She has a star on Canada’s Walk of Fame and received Hollywood's Screen Actors Guild Lifetime Achievement Award.

A natural storyteller, Buffy has recently authored her first children’s chapter book, Tâpwê and the Magic Hat, releasing editions in English and Plains Cree. Her debut children’s book Hey Little Rockabye is followed by the recent release, Still this Love Goes On.

On September 16, 2022, Indigenous artists and performers gathered at the National Arts Centre in Ottawa, Canada to perform Buffy's music themselves, and to celebrate her multi-faceted contributions to the arts. To mark the National Day for Truth and Reconciliation with an unprecedented representation of Indigenous talent, Insight Productions in partnership with Paquin Entertainment, CBC and CBC Gem and APTN produced a special presentation of the concert honouring Buffy Sainte-Marie in a 90-minute National broadcast.

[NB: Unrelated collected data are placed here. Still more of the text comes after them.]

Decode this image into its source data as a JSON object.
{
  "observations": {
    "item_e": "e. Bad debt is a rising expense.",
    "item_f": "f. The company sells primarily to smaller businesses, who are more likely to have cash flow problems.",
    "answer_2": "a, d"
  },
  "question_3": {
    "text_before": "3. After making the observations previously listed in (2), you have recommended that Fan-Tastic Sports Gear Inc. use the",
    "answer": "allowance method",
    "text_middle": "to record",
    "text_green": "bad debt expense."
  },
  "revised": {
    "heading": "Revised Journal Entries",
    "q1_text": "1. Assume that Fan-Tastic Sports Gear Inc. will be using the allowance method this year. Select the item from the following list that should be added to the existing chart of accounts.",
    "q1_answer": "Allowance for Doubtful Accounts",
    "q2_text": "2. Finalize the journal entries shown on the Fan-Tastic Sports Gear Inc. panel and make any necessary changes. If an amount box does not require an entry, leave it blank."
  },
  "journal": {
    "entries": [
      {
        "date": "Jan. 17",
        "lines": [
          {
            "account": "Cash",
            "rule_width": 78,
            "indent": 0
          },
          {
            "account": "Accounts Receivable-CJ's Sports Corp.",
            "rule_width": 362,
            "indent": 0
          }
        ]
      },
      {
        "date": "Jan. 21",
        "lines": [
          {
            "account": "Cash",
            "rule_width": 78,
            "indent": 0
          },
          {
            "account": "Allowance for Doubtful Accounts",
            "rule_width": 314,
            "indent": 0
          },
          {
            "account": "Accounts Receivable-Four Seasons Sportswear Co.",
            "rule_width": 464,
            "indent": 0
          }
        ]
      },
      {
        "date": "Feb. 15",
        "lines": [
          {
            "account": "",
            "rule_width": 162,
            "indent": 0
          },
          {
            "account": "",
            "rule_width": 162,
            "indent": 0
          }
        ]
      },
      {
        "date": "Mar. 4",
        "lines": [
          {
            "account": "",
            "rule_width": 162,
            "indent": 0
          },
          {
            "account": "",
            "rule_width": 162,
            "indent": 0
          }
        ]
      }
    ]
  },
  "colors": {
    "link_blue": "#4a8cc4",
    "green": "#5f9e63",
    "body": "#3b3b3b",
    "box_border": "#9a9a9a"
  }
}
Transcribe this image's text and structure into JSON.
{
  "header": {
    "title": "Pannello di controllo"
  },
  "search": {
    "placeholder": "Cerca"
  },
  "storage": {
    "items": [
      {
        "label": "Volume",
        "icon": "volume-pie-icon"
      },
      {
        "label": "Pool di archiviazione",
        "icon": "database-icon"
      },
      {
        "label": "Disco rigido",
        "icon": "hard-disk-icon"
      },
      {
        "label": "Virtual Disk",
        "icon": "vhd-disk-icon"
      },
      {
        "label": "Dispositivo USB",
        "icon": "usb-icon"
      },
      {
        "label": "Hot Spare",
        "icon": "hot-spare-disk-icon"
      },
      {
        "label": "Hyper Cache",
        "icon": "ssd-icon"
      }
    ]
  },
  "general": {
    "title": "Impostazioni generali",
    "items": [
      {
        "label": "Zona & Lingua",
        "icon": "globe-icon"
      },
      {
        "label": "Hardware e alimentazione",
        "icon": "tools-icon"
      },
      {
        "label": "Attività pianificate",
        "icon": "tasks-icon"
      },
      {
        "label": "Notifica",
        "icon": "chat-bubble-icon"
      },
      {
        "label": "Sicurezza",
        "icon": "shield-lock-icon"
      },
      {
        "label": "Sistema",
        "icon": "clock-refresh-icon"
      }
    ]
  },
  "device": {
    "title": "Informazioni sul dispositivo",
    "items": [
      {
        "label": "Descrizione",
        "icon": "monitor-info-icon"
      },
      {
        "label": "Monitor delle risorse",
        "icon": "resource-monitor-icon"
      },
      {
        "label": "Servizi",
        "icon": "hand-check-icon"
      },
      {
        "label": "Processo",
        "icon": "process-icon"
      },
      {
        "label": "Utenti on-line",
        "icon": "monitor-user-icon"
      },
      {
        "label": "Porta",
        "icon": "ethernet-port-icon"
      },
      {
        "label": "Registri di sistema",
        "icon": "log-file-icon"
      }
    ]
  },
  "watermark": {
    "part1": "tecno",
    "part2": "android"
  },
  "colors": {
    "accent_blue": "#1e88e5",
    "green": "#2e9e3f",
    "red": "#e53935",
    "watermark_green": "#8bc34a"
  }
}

With its world premiere at 2022 TIFF, the award winning feature documentary film, Buffy Sainte-Marie: Carry It On, by director, Madison Thomas, has brought new awareness of her vast contribution to arts and culture. The film blends the multifaceted eras of Buffy’s life experiences and immerses the audience in the depths of her equanimity, devotion to innovation, passion for philosophy, and love for the world.